Я же отошёл к господину Вардену, которого работать не заставляли, но и кормить не спешили. Кузнец сидел, облокотившись на стену, и смотрел перед собой, не обращая внимания на окружающих.
— Держите, — отломив кусок, я протянул его мужчине.
— Благодарю...
Господин Варден ел не торопясь, отщипывая хлеб по чуть-чуть.
Я стоял рядом, не зная, стоит ли что-нибудь сказать, когда дверь в сарай неожиданно распахнулась, и внутрь впихнули интерфектора.
Руки господин Глена были теперь скованы спереди и соединены цепью с кандалами на ногах.

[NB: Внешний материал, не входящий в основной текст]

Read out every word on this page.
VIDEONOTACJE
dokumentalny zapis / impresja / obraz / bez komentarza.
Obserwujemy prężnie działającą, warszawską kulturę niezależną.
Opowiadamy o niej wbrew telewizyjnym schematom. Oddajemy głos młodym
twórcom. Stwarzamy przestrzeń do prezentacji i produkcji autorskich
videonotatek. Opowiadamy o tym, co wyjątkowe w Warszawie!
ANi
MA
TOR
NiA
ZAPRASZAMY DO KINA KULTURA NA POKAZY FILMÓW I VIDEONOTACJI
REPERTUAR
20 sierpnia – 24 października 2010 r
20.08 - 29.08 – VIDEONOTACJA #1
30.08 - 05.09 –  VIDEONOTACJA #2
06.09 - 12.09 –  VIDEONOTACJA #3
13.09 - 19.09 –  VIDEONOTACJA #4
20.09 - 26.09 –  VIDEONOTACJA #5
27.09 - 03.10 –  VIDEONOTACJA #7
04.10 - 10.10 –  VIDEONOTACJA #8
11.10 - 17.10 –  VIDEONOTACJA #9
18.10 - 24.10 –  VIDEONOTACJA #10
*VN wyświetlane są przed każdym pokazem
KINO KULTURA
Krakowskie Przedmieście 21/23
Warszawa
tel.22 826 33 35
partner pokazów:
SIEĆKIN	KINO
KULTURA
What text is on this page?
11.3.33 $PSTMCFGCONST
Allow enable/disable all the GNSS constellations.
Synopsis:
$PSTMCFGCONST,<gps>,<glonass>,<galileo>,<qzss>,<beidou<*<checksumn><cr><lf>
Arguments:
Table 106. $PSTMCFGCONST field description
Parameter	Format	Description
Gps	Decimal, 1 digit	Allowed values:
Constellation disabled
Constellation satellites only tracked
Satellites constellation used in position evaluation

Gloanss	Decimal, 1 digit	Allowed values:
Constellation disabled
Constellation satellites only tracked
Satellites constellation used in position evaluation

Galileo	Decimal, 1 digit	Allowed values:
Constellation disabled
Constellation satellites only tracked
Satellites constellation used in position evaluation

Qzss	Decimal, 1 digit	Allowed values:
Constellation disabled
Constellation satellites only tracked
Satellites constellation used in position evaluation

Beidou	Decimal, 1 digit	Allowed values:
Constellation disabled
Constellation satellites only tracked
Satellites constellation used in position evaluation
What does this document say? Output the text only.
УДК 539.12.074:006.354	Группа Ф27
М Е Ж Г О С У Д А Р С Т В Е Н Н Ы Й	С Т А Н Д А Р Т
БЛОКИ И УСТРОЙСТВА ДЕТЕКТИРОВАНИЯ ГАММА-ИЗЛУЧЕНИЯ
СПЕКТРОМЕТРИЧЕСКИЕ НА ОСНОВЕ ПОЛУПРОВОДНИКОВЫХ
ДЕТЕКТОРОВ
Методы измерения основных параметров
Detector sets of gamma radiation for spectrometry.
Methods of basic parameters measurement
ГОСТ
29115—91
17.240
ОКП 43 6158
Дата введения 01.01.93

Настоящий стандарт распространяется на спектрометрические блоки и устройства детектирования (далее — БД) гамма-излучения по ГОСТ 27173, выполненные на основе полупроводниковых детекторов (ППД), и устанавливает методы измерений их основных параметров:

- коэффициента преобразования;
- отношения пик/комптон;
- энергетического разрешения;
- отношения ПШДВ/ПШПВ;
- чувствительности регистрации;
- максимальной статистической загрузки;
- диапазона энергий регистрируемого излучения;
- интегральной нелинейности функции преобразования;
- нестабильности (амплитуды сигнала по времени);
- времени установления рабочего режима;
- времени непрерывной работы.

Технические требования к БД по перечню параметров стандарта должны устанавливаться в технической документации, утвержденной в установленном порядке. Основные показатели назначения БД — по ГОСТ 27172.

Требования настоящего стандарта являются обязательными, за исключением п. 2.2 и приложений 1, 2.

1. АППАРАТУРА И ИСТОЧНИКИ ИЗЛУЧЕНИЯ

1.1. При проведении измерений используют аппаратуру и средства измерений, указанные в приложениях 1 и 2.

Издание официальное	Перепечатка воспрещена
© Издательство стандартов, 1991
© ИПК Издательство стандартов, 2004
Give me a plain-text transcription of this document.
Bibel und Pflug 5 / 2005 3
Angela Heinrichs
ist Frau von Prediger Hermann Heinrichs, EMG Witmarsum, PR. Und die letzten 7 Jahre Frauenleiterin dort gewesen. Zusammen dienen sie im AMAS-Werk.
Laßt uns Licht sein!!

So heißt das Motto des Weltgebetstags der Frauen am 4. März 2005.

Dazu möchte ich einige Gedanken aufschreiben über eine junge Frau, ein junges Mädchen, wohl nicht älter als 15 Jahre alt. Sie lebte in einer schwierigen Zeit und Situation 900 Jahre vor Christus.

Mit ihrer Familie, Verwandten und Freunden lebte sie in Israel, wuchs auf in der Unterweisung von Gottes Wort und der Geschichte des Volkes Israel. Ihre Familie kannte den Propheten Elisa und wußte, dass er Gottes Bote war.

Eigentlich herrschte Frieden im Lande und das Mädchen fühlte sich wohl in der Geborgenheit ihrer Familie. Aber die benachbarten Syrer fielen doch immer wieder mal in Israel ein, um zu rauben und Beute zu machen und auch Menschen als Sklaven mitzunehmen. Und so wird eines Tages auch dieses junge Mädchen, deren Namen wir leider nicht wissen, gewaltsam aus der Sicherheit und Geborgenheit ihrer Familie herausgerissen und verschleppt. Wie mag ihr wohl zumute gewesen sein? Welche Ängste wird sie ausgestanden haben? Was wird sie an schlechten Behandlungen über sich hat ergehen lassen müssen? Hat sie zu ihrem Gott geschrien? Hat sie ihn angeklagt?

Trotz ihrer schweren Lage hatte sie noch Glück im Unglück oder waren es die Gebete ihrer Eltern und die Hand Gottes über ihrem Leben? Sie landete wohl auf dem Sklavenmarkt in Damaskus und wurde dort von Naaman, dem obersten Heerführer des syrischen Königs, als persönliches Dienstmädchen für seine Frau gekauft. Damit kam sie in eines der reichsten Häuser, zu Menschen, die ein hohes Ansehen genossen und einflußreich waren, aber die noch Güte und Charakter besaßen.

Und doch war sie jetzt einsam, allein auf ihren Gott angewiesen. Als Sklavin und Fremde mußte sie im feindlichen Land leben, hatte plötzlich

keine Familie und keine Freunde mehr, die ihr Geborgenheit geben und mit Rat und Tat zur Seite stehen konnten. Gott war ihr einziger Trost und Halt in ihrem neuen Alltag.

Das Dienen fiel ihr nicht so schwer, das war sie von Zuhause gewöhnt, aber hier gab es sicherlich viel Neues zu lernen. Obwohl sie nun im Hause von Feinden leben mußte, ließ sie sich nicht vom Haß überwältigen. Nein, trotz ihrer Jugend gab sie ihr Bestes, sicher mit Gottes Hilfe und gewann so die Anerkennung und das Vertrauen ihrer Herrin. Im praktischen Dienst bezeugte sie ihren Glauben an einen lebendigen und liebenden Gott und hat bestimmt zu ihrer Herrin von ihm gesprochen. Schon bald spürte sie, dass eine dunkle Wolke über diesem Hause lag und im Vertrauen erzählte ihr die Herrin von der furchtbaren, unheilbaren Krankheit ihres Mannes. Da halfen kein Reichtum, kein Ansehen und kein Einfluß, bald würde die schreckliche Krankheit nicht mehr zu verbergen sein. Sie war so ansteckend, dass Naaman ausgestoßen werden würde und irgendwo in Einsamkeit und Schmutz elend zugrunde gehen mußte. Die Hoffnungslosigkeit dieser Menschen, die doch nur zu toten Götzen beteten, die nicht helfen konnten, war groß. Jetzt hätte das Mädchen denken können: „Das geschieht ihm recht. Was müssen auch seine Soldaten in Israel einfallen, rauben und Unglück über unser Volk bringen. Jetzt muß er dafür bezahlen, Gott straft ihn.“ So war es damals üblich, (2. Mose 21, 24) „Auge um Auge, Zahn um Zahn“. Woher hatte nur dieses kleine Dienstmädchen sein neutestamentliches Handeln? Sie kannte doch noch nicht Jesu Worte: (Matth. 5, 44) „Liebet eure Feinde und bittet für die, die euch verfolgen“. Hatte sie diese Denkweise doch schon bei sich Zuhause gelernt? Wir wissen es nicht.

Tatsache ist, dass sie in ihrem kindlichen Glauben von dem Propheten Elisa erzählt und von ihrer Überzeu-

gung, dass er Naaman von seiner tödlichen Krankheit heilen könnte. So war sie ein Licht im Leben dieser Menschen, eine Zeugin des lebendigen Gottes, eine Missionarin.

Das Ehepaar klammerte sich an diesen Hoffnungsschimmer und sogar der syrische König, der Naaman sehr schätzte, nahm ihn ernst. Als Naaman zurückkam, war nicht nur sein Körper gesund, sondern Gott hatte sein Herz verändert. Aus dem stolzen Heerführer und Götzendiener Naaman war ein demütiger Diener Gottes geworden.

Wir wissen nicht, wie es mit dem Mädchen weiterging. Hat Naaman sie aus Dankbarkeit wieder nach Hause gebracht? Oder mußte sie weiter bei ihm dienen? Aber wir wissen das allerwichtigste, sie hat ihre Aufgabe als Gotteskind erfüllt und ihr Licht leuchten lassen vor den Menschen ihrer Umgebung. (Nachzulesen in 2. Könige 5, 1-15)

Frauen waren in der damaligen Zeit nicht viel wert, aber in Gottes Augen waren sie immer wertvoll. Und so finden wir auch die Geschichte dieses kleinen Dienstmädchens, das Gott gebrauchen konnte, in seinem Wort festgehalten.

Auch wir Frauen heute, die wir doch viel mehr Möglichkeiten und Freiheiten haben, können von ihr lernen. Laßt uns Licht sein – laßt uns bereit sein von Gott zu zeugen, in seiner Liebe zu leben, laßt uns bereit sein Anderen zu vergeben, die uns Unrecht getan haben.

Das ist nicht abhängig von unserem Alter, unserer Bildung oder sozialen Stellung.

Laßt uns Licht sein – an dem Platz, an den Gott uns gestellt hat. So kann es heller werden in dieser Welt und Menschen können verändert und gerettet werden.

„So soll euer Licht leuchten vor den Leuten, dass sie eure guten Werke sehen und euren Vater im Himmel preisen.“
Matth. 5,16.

— Дерьмовая работа, — произнёс негромко мастер-кузнец.
Не знаю, как ему удалось это рассмотреть в полумраке, да ещё и с расстояния в несколько шагов.
— Сможешь снять? — в голосе Бернарда Глена прозвучала заинтересованность.
Однако господин Варден только мотнул головой.
— Без инструментов — нет.
Услышав ответ, интерфектор отошёл от двери и, громыхнув железом, опустился на землю. Я не видел, заставляли ли его работать сегодня вместе со всеми, но, похоже, мужчина и без того был измотан.
— Снадобья, Норвуд, — негромко сказал он, заметив, что я смотрю на него. — В последние дни я злоупотреблял зельями и снадобьями...
— Господин Глена, представляете, люди здесь поклоняются одному из древних богов! — мне очень хотелось обсудить эту нелепицу.
— Знаю, Норвуд.
— Я читал про такое в старых книгах, но не думал, что кто-то до сих пор верит в это!
Мне было непонятно, почему интерфектор не разделяет моего недоумения.
— Суеверия проникают глубоко... Особенно в деревнях, Норвуд. Если тебе когда-нибудь доведётся попутешествовать, будешь поражён тому, каких дремучих представлений придерживаются иногда люди.
— Но здесь же до города рукой подать, господин Глен! Почему никто у нас ни о каком Инисе даже не слышал?
— Потому что местные об этом и не говорили, Норвуд. Да и вряд ли они так уж рьяно чтили этого божка... Пока привычный мир не начал рушиться.